What enables an inanimate object like a corporation to enjoy personhood is a nicety called a legal fiction.
A legal fiction is something assumed in law to be fact, irrespective of the truth or accuracy of that assumption. Corporate personhood is recognized the world over, so why not ape personhood?
More than 2,000 years after Aristotle declared that Mother Nature had made all animals for the sake of humankind, that assumption might soon be stood on its head.
I’m not sure of the tenuous link from corporate personhood to ape personhood, but it’s hard to deny that this logic is intriguing. But what interests me (and what II may one sometime write about in an article for Salvo magazine) is what this reveals to us about ourselves and how it relates to human exceptionalism.
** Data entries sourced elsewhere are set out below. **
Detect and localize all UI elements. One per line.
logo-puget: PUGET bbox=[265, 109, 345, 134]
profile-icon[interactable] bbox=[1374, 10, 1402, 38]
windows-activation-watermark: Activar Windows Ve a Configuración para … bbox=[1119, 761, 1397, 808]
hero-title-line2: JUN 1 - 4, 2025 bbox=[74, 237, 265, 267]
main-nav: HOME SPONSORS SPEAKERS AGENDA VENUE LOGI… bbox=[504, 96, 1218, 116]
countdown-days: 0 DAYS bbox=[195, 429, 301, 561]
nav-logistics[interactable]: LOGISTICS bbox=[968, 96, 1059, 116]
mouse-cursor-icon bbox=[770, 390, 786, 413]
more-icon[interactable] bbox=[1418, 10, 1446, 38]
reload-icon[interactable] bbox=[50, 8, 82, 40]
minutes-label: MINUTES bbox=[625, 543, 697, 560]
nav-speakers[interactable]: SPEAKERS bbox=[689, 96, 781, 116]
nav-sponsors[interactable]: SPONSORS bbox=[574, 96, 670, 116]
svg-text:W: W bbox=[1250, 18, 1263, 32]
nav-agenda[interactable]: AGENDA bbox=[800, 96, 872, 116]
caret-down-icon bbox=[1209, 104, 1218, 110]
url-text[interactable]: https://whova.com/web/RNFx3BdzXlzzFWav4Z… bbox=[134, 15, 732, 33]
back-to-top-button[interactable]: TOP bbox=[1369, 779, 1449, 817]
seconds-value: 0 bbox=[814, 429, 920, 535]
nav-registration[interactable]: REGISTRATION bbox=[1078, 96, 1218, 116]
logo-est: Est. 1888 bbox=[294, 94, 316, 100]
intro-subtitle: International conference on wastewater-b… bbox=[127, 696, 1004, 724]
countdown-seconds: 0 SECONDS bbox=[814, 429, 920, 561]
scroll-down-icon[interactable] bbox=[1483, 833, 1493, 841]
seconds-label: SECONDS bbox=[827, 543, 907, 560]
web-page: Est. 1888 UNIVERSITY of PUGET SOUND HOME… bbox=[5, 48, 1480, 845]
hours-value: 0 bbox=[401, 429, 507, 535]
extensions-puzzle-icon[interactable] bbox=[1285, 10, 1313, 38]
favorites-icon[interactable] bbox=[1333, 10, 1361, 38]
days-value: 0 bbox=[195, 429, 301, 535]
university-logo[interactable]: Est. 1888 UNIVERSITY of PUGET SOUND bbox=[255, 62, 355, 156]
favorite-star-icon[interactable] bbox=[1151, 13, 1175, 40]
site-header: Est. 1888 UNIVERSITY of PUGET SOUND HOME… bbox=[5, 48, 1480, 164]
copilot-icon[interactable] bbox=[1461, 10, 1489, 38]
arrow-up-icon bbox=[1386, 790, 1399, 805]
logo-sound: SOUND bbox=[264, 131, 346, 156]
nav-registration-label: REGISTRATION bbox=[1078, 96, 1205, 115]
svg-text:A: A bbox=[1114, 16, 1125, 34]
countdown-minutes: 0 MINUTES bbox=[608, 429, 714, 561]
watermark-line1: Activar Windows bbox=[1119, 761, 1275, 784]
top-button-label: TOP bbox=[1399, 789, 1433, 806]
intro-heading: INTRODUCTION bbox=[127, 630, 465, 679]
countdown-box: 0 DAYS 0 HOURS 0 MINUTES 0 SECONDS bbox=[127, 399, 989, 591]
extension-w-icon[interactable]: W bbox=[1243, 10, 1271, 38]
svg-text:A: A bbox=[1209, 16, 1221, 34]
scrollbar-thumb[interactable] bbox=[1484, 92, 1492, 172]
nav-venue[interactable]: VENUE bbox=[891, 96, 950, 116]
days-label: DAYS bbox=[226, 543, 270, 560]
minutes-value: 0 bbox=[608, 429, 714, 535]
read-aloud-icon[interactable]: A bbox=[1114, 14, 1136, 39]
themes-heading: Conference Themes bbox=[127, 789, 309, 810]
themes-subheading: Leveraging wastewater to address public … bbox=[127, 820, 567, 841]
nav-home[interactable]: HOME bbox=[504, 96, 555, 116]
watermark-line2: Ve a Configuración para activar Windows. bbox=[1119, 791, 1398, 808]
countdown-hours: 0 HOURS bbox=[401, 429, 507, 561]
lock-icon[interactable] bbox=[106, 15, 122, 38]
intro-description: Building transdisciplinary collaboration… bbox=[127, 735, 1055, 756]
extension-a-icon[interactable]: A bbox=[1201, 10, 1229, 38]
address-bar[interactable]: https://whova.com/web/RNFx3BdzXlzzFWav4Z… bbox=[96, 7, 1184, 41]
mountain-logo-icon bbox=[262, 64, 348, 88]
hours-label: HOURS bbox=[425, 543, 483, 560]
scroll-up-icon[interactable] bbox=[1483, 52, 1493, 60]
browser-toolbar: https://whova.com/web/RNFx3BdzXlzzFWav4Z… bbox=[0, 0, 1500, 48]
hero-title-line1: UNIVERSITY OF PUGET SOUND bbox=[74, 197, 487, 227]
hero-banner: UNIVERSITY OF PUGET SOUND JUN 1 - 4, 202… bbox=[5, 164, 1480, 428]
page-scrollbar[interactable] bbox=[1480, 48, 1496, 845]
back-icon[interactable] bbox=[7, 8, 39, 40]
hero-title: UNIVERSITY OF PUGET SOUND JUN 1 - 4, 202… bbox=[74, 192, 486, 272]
If I ever do write an article for the magazine about this, I will dwell on the utter inconsistency of a someone like Professor Singer who can think that infanticide is sometimes justified yet whose Project condemns using apes in circuses. For the time being, however, the basic problem has been summed up very succinctly on the mission statement for the Great Ape Project. I quote word for word: “To sum it up, they are just like us.”